Indonesia – Dapatkan berita terbaru tentang Indonesia. Baca Breaking News on Indonesia diperbarui dan diterbitkan di Maratam Inside

Snickers Spain mengambil iklan internet setelah tuduhan homofobik: ‘Anda bukan diri sendiri saat lapar’ | luar negeri

Snickers, yang dikenal dengan industri permennya, telah menghapus iklan kontroversial di Spanyol setelah dihujani kritik. Iklan tersebut dikatakan homofobik dan memperkuat stereotip. Bulan lalu, seorang perawat gay Spanyol dibunuh ketika dia menjadi korban serangan jalanan.




Iklan tersebut menunjukkan influencer Spanyol Alice Gibaga, yang memesan minuman di restoran dengan seorang teman. Dia tampaknya menggoda pelayan. Pelayan Gibaga memberikan es krim Snickers, yang dalam sekali jalan berubah menjadi pria berjanggut heteroseksual “normal” dengan suara berat.

Kemudian teman itu bertanya kepadanya: “Lebih baik?” “Lebih baik,” jawab Gibaja, “yang baru.” Terakhir, akan ada slogan berikut di bagian bawah: “Kamu bukan dirimu sendiri ketika kamu lapar.”


“memalukan”

Iklan yang telah beredar sejak minggu ini, telah memukul tenggorokan banyak orang: “Sayang dan sayang ada perusahaan yang melanggengkan stereotip dan mempromosikan homofobia,” kata Asosiasi Lesbian, Gay, dan Biseksual pemerintah dalam sebuah tweet.

Ketika Menteri Kesetaraan Spanyol bereaksi dengan tajam: “Saya bertanya-tanya siapa yang berpikir itu adalah ide yang baik untuk menggunakan homofobia sebagai strategi bisnis.
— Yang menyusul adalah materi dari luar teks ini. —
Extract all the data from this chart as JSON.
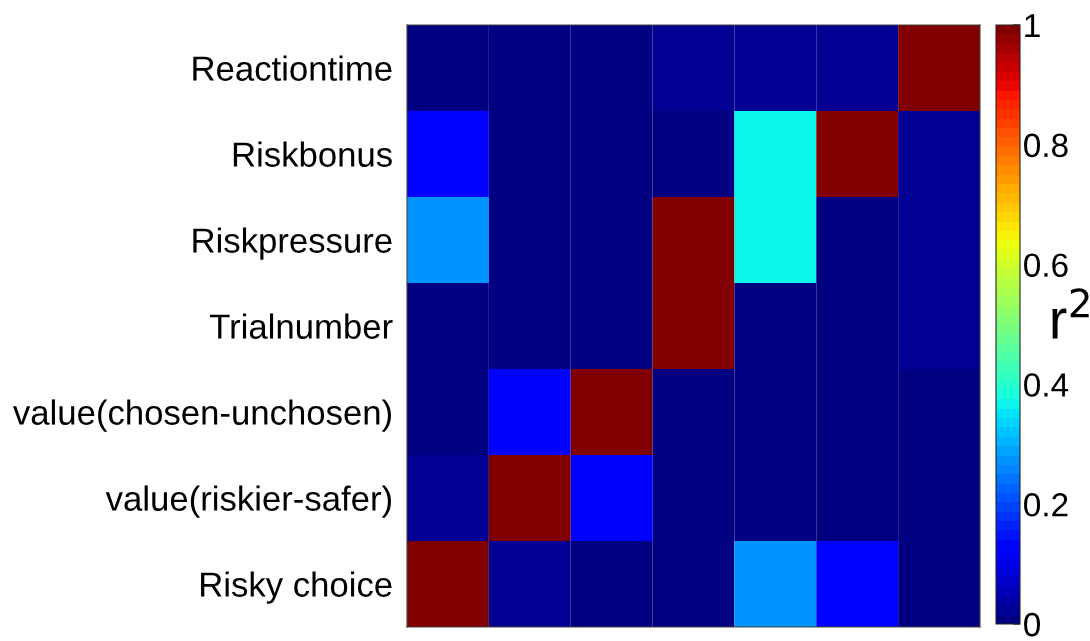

Masyarakat kita beragam dan toleran. Kami berharap sekarang mereka yang memiliki kemampuan untuk mendefinisikan apa yang kita lihat dan dengar dalam iklan dan acara TV akan mempelajarinya juga.”

salah paham

Snickers telah menghapus iklan tersebut. perusahaan meminta maaf Dirinya karena “kesalahpahaman”. “Dalam kampanye khusus ini, kami ingin menyampaikan dengan cara yang ramah dan ringan bahwa kelaparan dapat mengubah kepribadian Anda. Tidak pernah dimaksudkan untuk menstigmatisasi atau menyinggung individu atau kelompok mana pun.”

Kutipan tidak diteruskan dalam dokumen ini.